With Burma around the corner, Laos is one of the most beautiful landlocked countries in Southeast Asia. Known as the Land of the Million Elephants, Laos is filled with forested landscapes, and rugged mountains all through. The climate here is tropical, and rains happen between May and November. It is part of the Golden triangle, since it is a country where Opium is grown here.
With economy on the upward slide, tourism is the major source of income in Laos. People come here to explore the hidden terrains, learn more about their culture, unique language, and style of dressing. Buddhism is the predominant religion here and so don't be surprised to see all those temples strewn across. Keep in mind, these five things that you must see when holidaying in Laos.
A large spiritual cave dug into the limestone cliff that is facing the river is what makes Pak Ou caves so popular. The caves are filled with images of Buddha in various styles and shapes, but the most beautiful is the Luang Prabang model of standing Buddha. There are tours conducted almost on a daily basis to this place, and the only means of transport is by boat from Ban Pak Ou.
Plain of Jars is another popular destination with tourists staying in Laos. The only reason the place is called Plain of jars is because through the coastal region, there are huge jars strewn all over the place. There are three places which are open to public, of which one of them has the most number of jars. Most of these jars are nearly 2000 years old, and the mystery behind them is that they are all filled with bones, or food remains and has no other information on them. Some of the jars are as heavy as 6 tonnes, and made of stone, which was not very common in this area.

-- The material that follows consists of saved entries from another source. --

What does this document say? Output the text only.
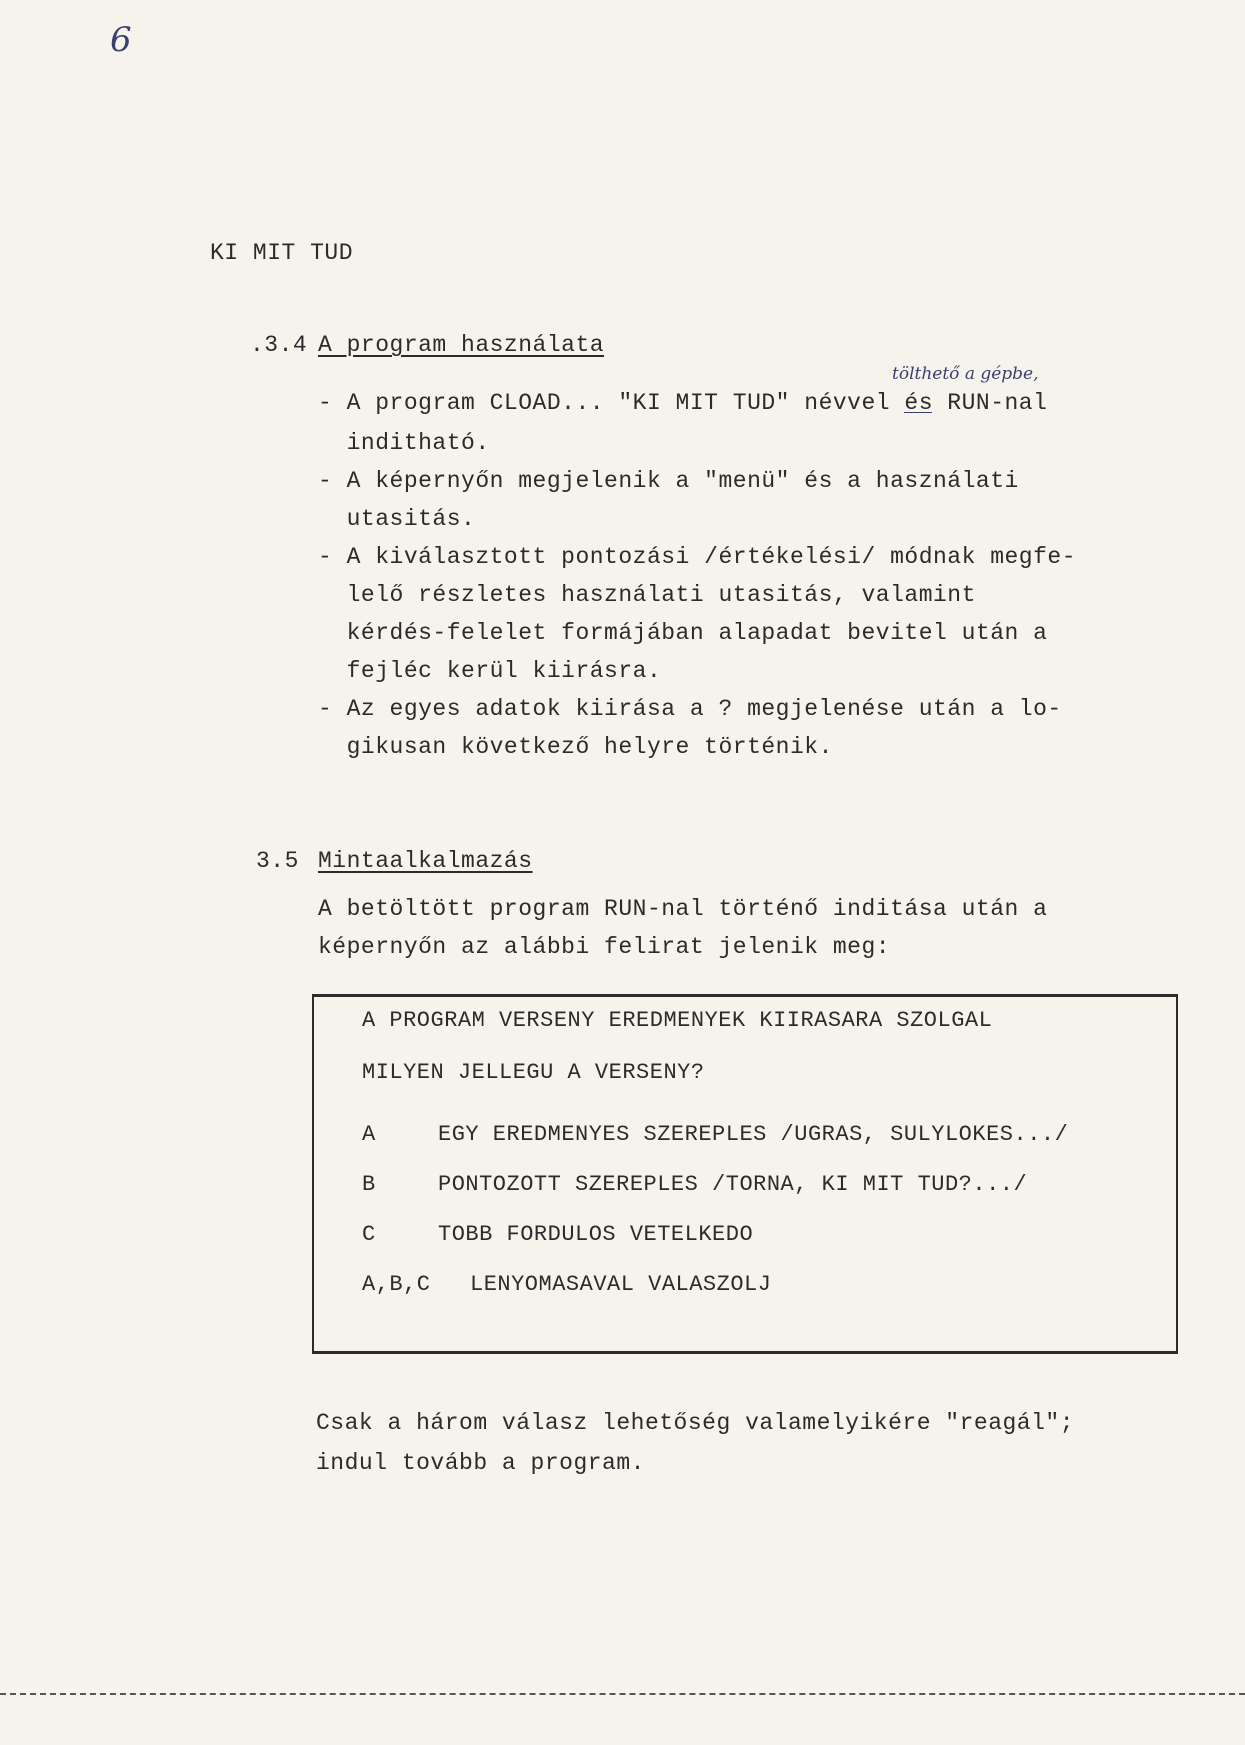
6
KI MIT TUD
.3.4 A program használata
tölthető a gépbe,
- A program CLOAD... "KI MIT TUD" névvel és RUN-nal
inditható.
- A képernyőn megjelenik a "menü" és a használati
utasitás.
- A kiválasztott pontozási /értékelési/ módnak megfe-
lelő részletes használati utasitás, valamint
kérdés-felelet formájában alapadat bevitel után a
fejléc kerül kiirásra.
- Az egyes adatok kiirása a ? megjelenése után a lo-
gikusan következő helyre történik.
3.5 Mintaalkalmazás
A betöltött program RUN-nal történő inditása után a
képernyőn az alábbi felirat jelenik meg:
A PROGRAM VERSENY EREDMENYEK KIIRASARA SZOLGAL
MILYEN JELLEGU A VERSENY?
A	EGY EREDMENYES SZEREPLES /UGRAS, SULYLOKES.../
B	PONTOZOTT SZEREPLES /TORNA, KI MIT TUD?.../
C	TOBB FORDULOS VETELKEDO
A,B,C LENYOMASAVAL VALASZOLJ
Csak a három válasz lehetőség valamelyikére "reagál";
indul tovább a program.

Known to be the largest waterfall in all of Asia, Khone Phapheng is beautiful and breath taking. It is located in the south side of Si Phan Don. If you are lucky, you could get to see plenty of dolphins around this region.
A place that is very special to residents of Laos is the Pha That Laung. This is where one sees Budhhism and Lao sovereignty go hand in hand. The monument looks like a missile from afar, and when getting close, one sees that it is a tall structure with small windows on the sides. A major festival happens here every year in November, which is the highlight of the place.
A small structure, which is very tiny when compared to the Angkor era sites, Wat Phu is a monument that is very unique. The ornate shiva sanctuary, and the crocodile stone are what make the place so enigmatic and popular amidst visitors. A three day Buddhist festival takes place here every year, when worshippers make their way up the Wat Phu Champasak, and also leave offerings.